Each applicant should:

• Have excellent cooking skills and work experience.
• Be a health food aficionado - someone who knows the types of meals healthy eaters would be interested in.
• Have a passion for discovering and learning new recipes.
• Have a positive attitude.

The following is not necessary, but definitely a major ++++++++ 
• Having a few healthy, tested, tasty recipes you could start with.

Compensation will be competitive.
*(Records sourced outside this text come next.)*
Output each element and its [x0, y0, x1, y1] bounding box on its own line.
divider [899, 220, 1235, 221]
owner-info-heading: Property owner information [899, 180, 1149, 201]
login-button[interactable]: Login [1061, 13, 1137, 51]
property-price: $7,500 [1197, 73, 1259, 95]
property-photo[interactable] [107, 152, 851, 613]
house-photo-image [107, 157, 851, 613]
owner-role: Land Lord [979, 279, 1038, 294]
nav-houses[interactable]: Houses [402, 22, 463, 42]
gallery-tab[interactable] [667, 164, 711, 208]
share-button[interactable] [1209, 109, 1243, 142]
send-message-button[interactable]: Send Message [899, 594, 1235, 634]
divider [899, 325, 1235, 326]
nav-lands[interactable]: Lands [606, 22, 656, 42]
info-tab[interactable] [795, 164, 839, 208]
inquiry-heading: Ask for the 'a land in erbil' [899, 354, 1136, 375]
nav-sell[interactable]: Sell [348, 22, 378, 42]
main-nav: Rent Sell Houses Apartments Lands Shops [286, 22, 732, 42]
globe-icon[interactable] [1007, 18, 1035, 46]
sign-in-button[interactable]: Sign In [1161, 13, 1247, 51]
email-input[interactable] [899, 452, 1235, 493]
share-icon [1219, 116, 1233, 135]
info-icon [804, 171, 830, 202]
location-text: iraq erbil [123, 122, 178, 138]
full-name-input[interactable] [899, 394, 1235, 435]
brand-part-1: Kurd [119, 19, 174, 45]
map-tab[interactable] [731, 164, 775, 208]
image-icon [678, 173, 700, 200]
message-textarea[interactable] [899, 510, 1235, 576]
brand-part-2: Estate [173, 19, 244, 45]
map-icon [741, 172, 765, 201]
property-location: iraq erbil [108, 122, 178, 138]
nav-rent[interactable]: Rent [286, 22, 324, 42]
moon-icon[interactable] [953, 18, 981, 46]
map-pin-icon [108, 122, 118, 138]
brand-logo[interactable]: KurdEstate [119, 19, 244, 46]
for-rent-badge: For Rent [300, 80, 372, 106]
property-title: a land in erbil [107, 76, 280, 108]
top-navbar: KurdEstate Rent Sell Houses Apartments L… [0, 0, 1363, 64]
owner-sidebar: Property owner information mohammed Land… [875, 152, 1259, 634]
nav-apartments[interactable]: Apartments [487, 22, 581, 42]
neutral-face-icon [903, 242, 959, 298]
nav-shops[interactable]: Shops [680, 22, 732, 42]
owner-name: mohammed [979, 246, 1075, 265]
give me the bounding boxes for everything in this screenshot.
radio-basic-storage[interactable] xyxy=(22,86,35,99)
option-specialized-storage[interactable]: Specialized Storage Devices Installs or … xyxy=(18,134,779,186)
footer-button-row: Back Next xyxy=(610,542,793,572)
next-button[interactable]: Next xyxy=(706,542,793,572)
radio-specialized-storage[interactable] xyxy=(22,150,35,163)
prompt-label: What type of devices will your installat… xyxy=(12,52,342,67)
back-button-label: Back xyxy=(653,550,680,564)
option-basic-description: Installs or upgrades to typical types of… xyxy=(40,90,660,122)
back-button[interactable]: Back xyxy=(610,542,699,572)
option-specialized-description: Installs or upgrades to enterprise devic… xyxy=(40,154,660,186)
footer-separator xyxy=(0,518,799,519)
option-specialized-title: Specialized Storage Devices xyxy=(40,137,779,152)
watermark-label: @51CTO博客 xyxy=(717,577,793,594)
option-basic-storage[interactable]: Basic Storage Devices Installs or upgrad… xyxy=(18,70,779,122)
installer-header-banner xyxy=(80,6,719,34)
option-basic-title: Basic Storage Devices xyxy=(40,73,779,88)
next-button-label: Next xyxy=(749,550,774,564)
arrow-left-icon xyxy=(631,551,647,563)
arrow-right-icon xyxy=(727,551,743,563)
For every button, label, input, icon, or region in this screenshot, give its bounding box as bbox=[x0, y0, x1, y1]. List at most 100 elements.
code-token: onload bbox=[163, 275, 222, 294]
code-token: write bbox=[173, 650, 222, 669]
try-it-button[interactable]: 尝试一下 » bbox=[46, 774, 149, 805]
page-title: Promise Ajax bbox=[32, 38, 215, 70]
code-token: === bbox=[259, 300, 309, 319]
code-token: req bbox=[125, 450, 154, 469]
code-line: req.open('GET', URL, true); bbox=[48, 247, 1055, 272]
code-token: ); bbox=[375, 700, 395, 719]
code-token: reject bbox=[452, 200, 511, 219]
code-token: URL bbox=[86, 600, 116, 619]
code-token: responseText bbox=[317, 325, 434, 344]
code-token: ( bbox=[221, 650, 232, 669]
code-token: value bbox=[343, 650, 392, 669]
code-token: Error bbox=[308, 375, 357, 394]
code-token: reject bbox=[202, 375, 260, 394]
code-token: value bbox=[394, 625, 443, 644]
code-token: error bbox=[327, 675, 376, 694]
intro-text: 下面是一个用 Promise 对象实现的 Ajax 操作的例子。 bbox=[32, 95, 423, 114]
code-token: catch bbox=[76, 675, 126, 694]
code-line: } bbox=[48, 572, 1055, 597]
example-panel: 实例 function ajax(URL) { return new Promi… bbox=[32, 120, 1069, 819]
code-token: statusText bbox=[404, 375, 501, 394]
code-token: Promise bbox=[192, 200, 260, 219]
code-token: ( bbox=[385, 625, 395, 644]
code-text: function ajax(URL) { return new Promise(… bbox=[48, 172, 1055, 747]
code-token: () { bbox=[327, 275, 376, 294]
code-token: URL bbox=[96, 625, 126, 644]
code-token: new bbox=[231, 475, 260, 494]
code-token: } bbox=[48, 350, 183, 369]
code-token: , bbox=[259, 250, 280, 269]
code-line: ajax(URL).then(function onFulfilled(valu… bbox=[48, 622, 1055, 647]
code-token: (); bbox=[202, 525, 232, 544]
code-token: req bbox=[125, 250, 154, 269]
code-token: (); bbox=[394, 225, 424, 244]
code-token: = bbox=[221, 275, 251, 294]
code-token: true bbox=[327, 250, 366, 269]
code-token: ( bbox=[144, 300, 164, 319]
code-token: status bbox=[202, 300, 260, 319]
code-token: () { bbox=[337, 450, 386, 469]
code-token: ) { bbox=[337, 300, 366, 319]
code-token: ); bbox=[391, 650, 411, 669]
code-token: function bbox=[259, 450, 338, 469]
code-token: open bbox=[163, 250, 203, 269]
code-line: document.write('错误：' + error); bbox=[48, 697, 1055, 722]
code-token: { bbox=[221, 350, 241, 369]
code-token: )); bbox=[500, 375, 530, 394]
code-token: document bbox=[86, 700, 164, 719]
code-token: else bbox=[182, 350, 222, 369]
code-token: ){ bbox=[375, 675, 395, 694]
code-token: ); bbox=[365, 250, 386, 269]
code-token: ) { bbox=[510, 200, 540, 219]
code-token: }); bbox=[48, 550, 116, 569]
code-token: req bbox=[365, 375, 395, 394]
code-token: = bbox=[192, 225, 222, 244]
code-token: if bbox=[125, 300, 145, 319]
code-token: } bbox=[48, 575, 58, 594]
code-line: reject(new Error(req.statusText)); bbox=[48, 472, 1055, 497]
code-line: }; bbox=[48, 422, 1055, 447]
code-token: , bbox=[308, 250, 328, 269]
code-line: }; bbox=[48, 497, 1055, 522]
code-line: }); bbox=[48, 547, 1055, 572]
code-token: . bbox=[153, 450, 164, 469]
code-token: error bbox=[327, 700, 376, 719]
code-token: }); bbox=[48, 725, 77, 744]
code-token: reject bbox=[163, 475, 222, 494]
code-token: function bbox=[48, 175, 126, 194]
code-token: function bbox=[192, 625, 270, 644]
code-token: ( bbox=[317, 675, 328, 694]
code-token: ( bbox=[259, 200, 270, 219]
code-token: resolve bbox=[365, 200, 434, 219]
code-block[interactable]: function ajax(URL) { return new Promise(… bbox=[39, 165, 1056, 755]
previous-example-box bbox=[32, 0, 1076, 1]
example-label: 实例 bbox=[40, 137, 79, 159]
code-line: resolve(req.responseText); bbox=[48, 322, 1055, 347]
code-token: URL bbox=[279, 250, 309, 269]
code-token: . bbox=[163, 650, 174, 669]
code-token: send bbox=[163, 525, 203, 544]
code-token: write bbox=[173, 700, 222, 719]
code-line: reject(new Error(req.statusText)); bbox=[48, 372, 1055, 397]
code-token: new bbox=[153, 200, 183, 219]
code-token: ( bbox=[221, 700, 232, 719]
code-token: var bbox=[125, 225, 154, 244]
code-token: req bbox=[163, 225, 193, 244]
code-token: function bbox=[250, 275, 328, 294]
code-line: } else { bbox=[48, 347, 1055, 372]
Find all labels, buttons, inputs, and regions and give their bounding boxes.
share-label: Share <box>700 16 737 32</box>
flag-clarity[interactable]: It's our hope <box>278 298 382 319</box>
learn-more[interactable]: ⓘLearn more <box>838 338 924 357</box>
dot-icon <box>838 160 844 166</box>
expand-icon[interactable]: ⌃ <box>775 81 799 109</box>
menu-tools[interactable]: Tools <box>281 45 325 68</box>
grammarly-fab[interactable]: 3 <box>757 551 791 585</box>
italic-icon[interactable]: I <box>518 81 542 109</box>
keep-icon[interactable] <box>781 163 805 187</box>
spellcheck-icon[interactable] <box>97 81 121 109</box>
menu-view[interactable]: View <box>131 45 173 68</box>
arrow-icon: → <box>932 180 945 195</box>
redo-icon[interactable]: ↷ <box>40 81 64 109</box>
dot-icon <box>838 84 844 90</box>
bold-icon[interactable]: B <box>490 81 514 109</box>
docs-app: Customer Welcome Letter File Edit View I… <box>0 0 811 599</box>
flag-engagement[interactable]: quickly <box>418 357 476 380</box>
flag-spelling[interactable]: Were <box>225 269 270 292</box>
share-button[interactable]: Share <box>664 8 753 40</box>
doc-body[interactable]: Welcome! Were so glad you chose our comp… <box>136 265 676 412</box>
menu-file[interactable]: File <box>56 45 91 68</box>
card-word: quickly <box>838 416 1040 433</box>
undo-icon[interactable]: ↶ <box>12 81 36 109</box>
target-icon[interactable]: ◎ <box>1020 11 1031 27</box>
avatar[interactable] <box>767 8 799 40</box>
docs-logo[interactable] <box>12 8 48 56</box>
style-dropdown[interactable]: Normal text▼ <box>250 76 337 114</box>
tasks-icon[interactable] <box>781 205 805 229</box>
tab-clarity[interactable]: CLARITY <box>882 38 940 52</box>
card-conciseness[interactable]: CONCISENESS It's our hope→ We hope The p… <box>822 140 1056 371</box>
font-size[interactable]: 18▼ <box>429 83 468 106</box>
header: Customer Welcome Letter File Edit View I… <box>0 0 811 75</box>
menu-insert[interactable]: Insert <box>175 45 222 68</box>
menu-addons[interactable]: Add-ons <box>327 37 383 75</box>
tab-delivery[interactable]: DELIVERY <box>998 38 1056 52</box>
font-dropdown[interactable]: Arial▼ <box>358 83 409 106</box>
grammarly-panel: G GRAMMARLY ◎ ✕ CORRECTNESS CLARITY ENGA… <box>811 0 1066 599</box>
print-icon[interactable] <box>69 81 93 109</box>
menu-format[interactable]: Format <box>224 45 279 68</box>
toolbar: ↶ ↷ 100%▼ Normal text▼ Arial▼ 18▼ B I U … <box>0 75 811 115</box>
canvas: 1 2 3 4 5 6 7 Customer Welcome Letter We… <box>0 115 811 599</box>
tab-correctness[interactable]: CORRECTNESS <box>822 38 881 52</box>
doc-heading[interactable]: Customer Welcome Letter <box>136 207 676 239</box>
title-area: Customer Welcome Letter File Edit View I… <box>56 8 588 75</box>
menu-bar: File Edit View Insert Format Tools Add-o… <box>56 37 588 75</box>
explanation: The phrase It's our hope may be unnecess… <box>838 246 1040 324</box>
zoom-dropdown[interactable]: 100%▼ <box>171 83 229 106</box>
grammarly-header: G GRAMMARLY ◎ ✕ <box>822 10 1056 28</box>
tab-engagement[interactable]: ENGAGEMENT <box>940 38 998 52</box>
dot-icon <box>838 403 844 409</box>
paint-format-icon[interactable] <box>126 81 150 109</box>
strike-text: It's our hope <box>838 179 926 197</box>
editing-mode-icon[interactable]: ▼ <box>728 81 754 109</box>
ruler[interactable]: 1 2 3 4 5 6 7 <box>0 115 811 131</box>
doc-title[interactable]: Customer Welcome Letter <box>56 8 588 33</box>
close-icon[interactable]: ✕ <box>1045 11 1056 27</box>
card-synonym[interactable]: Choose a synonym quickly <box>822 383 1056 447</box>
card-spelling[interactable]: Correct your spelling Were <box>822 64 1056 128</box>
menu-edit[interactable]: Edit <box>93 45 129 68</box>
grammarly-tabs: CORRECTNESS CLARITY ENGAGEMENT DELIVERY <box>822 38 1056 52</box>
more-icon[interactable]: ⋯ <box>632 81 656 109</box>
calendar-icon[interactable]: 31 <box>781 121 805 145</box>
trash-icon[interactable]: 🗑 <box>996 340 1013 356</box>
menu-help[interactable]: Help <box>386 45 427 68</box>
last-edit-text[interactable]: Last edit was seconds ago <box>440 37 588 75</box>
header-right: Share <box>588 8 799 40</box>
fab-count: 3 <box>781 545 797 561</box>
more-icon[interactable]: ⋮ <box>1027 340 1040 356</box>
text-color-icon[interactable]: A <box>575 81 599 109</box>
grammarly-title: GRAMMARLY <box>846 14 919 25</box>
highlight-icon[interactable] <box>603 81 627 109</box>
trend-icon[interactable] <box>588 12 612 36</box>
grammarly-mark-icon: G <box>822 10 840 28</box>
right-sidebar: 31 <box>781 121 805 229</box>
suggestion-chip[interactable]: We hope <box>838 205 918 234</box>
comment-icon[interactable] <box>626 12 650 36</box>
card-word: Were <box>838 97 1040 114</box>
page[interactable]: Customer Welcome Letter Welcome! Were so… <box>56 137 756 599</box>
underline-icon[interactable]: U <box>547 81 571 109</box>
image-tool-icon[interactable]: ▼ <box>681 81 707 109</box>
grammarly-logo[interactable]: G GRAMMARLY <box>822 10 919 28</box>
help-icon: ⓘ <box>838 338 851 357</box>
There is potential for partial ownership.


----------



## Munaz

Rueben H said:


> 2 chefs wanted to join the team for a tech + food startup launching in July 2018.
> The job will require the chefs to:
> - [pre-launch] Collaborate on, and be responsible for menu development We require a total of 6 healthy, tested, tasty meals before launching.
> - [post-launch] Work for a few hours on some Sundays.
> 
> Each applicant should:
> 
> • Have excellent cooking skills and work experience.
> • Be a health food aficionado - someone who knows the types of meals healthy eaters would be interested in.
> • Have a passion for discovering and learning new recipes.
> • Have a positive attitude.
> 
> The following is not necessary, but definitely a major ++++++++
> • Having a few healthy, tested, tasty recipes you could start with.
> 
> Compensation will be competitive. There is potential for partial ownership.


Hello, I am Munaz. You still have the vacant position? I am 9 year's experienced Chef who is familiar with all your requirement. I wish to know more about this role,
Best regards,
Munaz


----------